Another example is Mapbox vector tiles, which can carry time information such that the returned tiles are temporal-aware, instead of the spatial-only ones served by traditional tile servers. To better fulfill the requirement of mobility data, the generation strategy of vector tiles can also take into account factors such as zoom level, viewport, and the amount of data being processed. Then secondly, consider the question “what can be done with the existing OGC Standards to enable richer queries and analysis?” For example, it is not enough to just answer questions based on a single trajectory, but we also need to think about use cases that go beyond a single trajectory to a group of trajectories. Afterwards, when some widely-used tools appear, an attempt can be made to structure/classify mobility datasets to derive some metadata that can help define use cases and give guidelines for certain types of analysis (Figure 3).

Evaluation of dataset suitability
Figure 3. Evaluation of dataset suitability

During the summit, invited speakers brought examples of their work about creating tools for mobility data science, including QARTA [6], MobilityDB [5], and SensorUp [10].

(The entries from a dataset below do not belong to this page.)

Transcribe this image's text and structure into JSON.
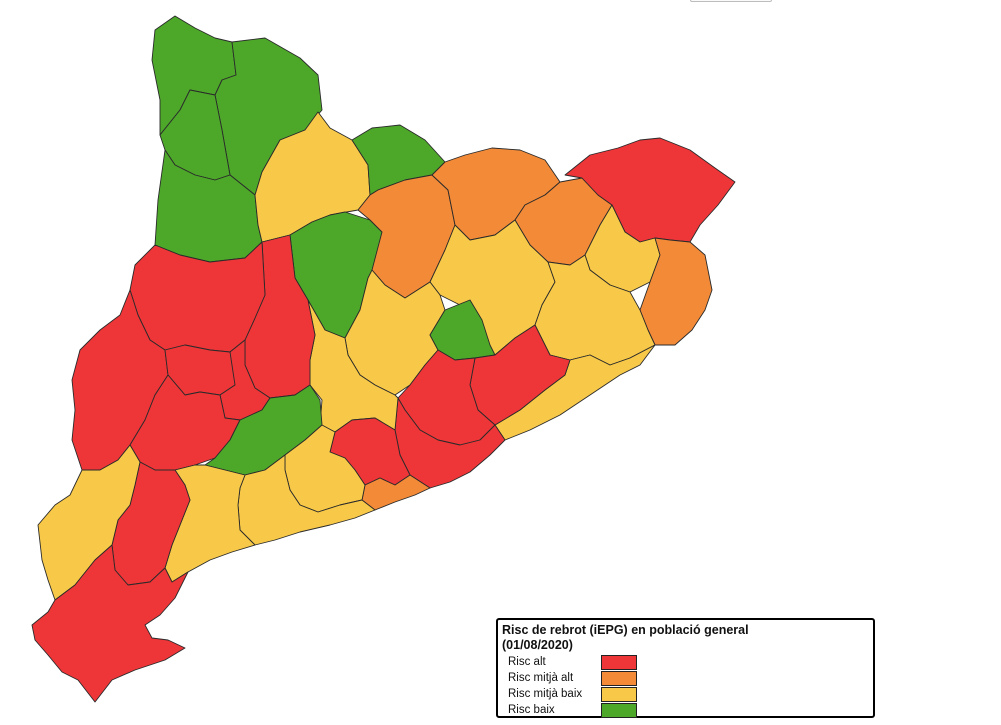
{
  "colors": {
    "alt": "#ee3538",
    "mitja_alt": "#f28a38",
    "mitja_baix": "#f8c948",
    "baix": "#4da82a"
  },
  "legend": {
    "title": "Risc de rebrot (iEPG) en població general (01/08/2020)",
    "items": [
      {
        "label": "Risc alt",
        "color": "#ee3538"
      },
      {
        "label": "Risc mitjà alt",
        "color": "#f28a38"
      },
      {
        "label": "Risc mitjà baix",
        "color": "#f8c948"
      },
      {
        "label": "Risc baix",
        "color": "#4da82a"
      }
    ]
  }
}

QARTA is an open source map service featuring high accuracy and scalability. The main motivation behind QARTA is that both researchers and industry practitioners have put much effort into the efficiency of map services, so currently efficiency is no longer a bottleneck. Instead, the accuracy is becoming a bigger concern in such services. For example, even if the most efficient shortest path algorithm is available at hand, the query results would still be as inaccurate as the input map. With the idea that mobility data can be leveraged to boost the accuracy of map services, QARTA includes a Match or Make module (see Figure 4). Given a road network G and trajectory points P, this module will do map matching when G is more accurate than P, and vice versa. This module will perform map making to update G based on P when P is more accurate than G. In summary, QARTA’s success is due to two features: (1) QARTA uses machine learning to build its own highly accurate map, in terms of map topology, and more importantly, in terms of dynamic metadata like edge weights of the road network; and (2) QARTA employs machine learning to calibrate its query answers based on various contextual information. Currently, QARTA has been deployed in all taxis and the third largest food delivery company in the state of Qatar and performed as well, or even better than, commercial map services.

Match or Make
Figure 4. Match or Make (taken from [6])

MobilityDB is an open source geospatial trajectory management and analysis platform, which is built on top of PostgreSQL and PostGIS. With the aim to be a mainstream system for industry use, MobilityDB provides many benefits including:

  1. compact geospatial data storage;

  2. rich mobility analytics;

  3. easy-to-use full SQL interface; and

  4. compliance with OGC Moving Features Standards, et cetera.

To support efficient management of mobility data, MobilityDB implements multiple temporal types, such as tgeogpoint for a temporal geography point and tfloat for dynamic attributes including speed, heading, and so on. Currently, MobilityDB is in active development, and more functionalities will be provided or enhanced.